Ingram, who spent 25 years climbing the corporate ladder, was perched on the top rung as regional vice president of marketing for a corporate travel management company when she “decided to care more about [her parents] than about my job with all the perks.”

She and her husband were living in Colorado. They moved back to Newport Beach in 2003. In her role as caregiver, Ingram said she felt good about what she was doing.

“I thought I was making a difference, and it was more fulfilling than finding an executive a first-class seat on an airplane.”

Her mother suffers from dementia, caused by a series of mini strokes she has had during the past 10 years, and her stepfather Jack, “sharp as a tack,” she said, has lost most of his vision due to macular degeneration.

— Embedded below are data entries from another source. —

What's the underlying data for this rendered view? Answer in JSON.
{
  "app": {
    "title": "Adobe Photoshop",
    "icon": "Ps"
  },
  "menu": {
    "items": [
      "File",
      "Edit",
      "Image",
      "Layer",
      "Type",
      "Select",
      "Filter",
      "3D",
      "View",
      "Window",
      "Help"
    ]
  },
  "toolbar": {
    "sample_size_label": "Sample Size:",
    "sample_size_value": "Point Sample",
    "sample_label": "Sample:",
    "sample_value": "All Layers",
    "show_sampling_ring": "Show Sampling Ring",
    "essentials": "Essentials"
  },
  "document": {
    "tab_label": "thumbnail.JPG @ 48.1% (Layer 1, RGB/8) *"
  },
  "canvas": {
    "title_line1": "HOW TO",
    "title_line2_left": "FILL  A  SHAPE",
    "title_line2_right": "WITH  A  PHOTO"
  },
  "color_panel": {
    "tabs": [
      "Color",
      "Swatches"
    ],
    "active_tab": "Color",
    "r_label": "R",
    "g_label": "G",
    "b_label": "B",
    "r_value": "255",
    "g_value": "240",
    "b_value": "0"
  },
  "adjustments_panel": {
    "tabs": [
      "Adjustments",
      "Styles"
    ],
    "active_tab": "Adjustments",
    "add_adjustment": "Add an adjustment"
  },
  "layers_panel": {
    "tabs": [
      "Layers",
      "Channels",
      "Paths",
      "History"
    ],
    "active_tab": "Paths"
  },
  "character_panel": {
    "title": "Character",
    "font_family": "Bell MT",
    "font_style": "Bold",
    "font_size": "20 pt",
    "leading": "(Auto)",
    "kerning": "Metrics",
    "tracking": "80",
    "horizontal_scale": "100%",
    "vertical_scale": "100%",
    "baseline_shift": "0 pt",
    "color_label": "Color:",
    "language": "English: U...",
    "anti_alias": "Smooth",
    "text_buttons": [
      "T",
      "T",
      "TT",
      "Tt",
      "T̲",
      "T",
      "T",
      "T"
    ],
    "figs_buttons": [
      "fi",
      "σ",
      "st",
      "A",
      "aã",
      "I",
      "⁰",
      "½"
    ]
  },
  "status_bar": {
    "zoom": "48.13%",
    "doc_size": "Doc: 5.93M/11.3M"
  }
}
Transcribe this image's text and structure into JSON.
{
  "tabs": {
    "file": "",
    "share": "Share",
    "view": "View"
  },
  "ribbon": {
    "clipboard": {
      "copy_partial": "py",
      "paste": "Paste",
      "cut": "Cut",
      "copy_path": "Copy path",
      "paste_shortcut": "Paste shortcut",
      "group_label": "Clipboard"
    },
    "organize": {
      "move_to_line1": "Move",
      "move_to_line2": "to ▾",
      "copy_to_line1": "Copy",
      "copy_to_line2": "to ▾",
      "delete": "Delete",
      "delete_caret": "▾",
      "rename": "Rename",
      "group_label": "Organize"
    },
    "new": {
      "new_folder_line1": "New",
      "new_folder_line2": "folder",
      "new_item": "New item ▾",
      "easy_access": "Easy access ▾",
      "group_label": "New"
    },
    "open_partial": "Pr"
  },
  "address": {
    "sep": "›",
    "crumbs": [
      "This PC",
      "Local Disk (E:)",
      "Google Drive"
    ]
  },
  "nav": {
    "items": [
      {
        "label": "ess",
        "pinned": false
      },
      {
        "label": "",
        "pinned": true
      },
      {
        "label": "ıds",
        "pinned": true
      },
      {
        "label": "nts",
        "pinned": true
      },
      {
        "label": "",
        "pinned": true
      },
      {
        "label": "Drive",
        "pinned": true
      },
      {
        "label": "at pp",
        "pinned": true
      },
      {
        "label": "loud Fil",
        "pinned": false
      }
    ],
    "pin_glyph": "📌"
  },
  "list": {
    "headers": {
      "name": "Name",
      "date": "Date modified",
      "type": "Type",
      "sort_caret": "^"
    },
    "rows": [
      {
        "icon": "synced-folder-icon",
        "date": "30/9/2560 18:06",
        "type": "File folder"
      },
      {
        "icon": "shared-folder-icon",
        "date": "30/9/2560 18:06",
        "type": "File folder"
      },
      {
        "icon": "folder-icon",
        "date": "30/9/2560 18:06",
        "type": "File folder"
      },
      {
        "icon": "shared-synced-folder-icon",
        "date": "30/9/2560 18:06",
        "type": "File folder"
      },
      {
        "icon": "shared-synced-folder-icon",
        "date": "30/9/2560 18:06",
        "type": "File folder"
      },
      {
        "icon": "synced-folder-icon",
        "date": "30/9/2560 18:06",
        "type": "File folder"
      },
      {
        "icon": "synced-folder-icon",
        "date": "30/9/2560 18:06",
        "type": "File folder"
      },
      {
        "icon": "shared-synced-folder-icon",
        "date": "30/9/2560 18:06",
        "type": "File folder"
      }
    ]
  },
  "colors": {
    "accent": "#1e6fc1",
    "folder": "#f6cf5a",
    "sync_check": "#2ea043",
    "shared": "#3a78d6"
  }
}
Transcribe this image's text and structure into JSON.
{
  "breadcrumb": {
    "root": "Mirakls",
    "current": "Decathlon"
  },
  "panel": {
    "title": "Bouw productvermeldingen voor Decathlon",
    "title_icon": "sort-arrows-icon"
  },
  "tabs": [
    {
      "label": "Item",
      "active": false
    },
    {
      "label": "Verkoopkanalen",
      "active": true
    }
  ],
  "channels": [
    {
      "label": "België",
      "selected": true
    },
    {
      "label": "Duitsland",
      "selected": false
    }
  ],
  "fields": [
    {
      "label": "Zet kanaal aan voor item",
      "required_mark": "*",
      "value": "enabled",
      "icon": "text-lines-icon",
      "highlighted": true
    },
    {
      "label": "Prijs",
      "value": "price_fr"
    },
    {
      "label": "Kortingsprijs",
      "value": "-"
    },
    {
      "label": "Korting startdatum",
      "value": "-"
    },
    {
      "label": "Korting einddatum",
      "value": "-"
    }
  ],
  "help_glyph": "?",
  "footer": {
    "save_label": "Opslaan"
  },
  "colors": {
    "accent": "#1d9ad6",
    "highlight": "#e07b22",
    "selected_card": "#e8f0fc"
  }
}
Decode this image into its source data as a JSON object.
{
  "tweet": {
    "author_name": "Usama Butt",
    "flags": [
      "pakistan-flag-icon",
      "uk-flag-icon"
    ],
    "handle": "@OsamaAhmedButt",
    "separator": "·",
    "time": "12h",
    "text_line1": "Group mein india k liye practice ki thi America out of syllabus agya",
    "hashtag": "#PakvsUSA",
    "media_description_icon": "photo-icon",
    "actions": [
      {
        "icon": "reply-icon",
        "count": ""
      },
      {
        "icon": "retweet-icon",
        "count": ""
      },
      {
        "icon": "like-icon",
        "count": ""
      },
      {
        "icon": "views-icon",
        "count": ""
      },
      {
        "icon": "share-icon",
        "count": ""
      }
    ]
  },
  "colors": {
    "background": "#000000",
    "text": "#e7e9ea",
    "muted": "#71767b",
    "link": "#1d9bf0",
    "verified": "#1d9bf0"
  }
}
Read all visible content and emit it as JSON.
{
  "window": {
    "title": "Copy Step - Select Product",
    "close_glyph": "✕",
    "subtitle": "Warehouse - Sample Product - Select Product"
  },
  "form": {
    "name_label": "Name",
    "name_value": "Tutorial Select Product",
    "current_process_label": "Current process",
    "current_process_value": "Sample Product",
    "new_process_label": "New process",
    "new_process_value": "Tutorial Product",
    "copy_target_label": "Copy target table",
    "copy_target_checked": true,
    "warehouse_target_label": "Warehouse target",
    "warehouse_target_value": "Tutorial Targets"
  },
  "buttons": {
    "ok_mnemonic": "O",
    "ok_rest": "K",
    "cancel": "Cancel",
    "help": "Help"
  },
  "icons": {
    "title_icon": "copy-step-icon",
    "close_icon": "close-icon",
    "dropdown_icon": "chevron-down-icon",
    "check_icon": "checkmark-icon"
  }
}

He also has prostate cancer, diabetes and congestive heart failure.

Before Ingram began taking care of them, her parents would stay in the apartment all day, going through old birthday cards and looking at pictures, she said.

That changed once she was close by.

“They were so thrilled to have someone there,” she said, and she took them out, going places and doing things for fun.

Care giving was a choice Ingram made, but one of the things she wants people to know is that it isn’t an easy choice, or necessarily the right choice, for everyone.

There are many different ways to care for an elderly parent, she said, and letting someone else handle the day-to-day tasks may be more realistic for some.

Just being an advocate for the care of elderly parents by making sure the people taking care of them are qualified and treating them well, and continuing to be a presence in their lives can be enough.

When her step-dad had a stroke in 2005, Ingram realized they needed more care than she could provide, and she moved them to an assisted-living facility in Irvine.

Ingram said her parents have made a lot of friends, her step-dad is feeling better, and they seem happy most of the time. She visits her parents at least every other day and stays focused on being grateful. If her mom isn’t happy, or starts complaining, Ingram said, she’ll ask her what she’s grateful for, and that turns everything around immediately.

“Gratitude is the best form of distraction.”